Here is a quick Bayesian argument: Let D be that the accelerator is dangerous, N be that N accidents have happened so far.

P(D|N) = P(N|D)P(D)/P(N) =P(N|D)P(D)/ [P(N|D)P(D) + P(N|-D)P(-D) ]

Since P(N|D)=1 by assumption we get

P(D|N)=P(D)/ [P(D) + P(N|-D)(1-P(D)) ]

Let X=P(D) be our prior probability that high energy physics is risky in this way, and Y=P(1|-D) be the probability that one accident happen in the non-dangerous case. We also assume the accidents are uncorrelated, so P(N|-D)=Y^N. Then we get

P(D|N)=X/ [X + (1-X) Y^N ]

Below is a plot for N=1 and another one for N=10:

I think Y can safely be assumed to be pretty big, perhaps ~1/2 or even more. X depends on your general faith in past theoretical papers showing the safety of accelerators. In particular, I think Hut, P. and M. J. Rees (1983). "How Stable Is Our Vacuum." Nature 302(5908): 508-509 makes a very solid argument against vacuum decay (especially when combined with Tegmark, M. and N. Bostrom (2005). "Is a doomsday catastrophe likely?" Nature 438(7069): 754-754), so X < 10-9.

Plugging in N=1,X=10-9 and Y=0.5 gives us P(D|N)=2*10-9. Wow! A doubling of the estimate, all because of a transformer. Claiming the closure of the SSC is another datapoint would bring up the chance to 4 chances in a billion.

In fact, I think this is a gross overestimate because the X above is the risk per year; we didn't even get one second of collisions. If the risk is actually on the order of one disaster per year, we should expect to run the accelerator for about half a year before something happens preventing the collision. If the risk is much higher, then we should expect an earlier shut-down. So given that we got one or two early shut-downs, we should (if we believe they were due to branch-pruning) think the risk is much higher, say about 31 million times higher (number of seconds in a year) or more. But if we were to live in such a dangerous universe where every TeV interaction had a decent chance of destroying its future lightcone, then the Tegmark and Bostrom argument suggests that we are in a really unusual position. So getting a consistent and likely situation is hard if you think disaster is likely.
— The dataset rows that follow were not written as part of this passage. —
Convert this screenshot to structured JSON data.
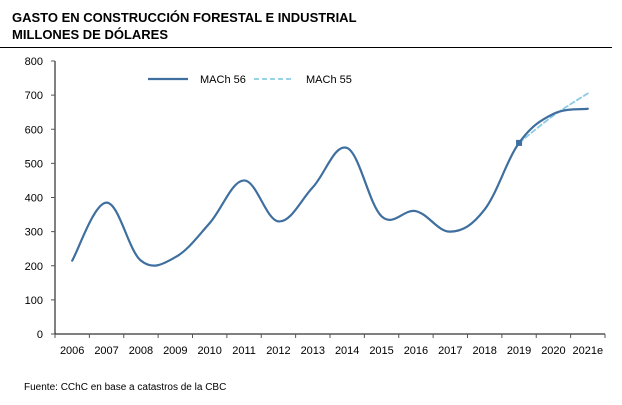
{
  "header": {
    "title_line1": "GASTO EN CONSTRUCCIÓN FORESTAL E INDUSTRIAL",
    "title_line2": "MILLONES DE DÓLARES"
  },
  "footer": {
    "source": "Fuente: CChC en base a catastros de la CBC"
  },
  "colors": {
    "series_solid": "#3f6f9f",
    "series_dashed": "#8ccbe8",
    "axis": "#000000",
    "tick_mark": "#555555"
  },
  "chart_data": {
    "type": "line",
    "categories": [
      "2006",
      "2007",
      "2008",
      "2009",
      "2010",
      "2011",
      "2012",
      "2013",
      "2014",
      "2015",
      "2016",
      "2017",
      "2018",
      "2019",
      "2020",
      "2021e"
    ],
    "ylim": [
      0,
      800
    ],
    "yticks": [
      0,
      100,
      200,
      300,
      400,
      500,
      600,
      700,
      800
    ],
    "grid": false,
    "legend_position": "top",
    "series": [
      {
        "name": "MACh 56",
        "style": "solid",
        "values": [
          215,
          385,
          215,
          225,
          325,
          450,
          330,
          430,
          545,
          345,
          360,
          300,
          365,
          560,
          645,
          660
        ]
      },
      {
        "name": "MACh 55",
        "style": "dashed",
        "values": [
          null,
          null,
          null,
          null,
          null,
          null,
          null,
          null,
          null,
          null,
          null,
          null,
          null,
          560,
          640,
          705
        ]
      }
    ],
    "marker": {
      "category": "2019",
      "value": 560
    }
  }
}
So, how many accidents would be needed to make me think there was something to the disaster possibility? Using the above estimates, I find P(D|20)=0.001 and and P(D|30)=0.52. So if about 30 uncorrelated, random major events in turn prevent starting the LHC, I would have cause to start thinking there was something to the risk.

However, the likelihood of some prankster or anti-LHC conspiracy trying to trip me or the LHC people up seems to be larger than one chance in a billion per year. This would add an extra term to the equation, giving us P(D|N)=X/ [X + (1-X) (Y^N + Z) ] where Z is the probability of foul play. Adding just one chance in a billion reduces the P(D|30) estimate to 0.34, which is still pretty big. If it is one chance in 100 million it becomes 0.08, and one chance in 10 million gives 0.01. However, I think the chance for the existence of a conspiracy able to successfully cause 30 LHC shutdowns in a row (without anybody finding any evidence) is hardly on the order of one in 10 million.

In the unlikely case we actually get a high P(D) estimate, it might seem we have got a way of doing quantum suicide computing (connect it to a computer trying random solutions, destroy the universe if the wrong one is found, reap benefits in all remaining universes) or even terrorism prevention (automatically destroy all universes where terrorist attacks occur, to the surviving observers it will look like terrorism magically has ceased). Unfortunately Y is likely pretty big. We should hence expect to see a lot of universes where the LHC simply fails because of the usual engineering problems, and leaves us with the wrong solution or the aftermath of terrorism. Quantum suicide computing/omnipotence requires absurdly reliable equipment.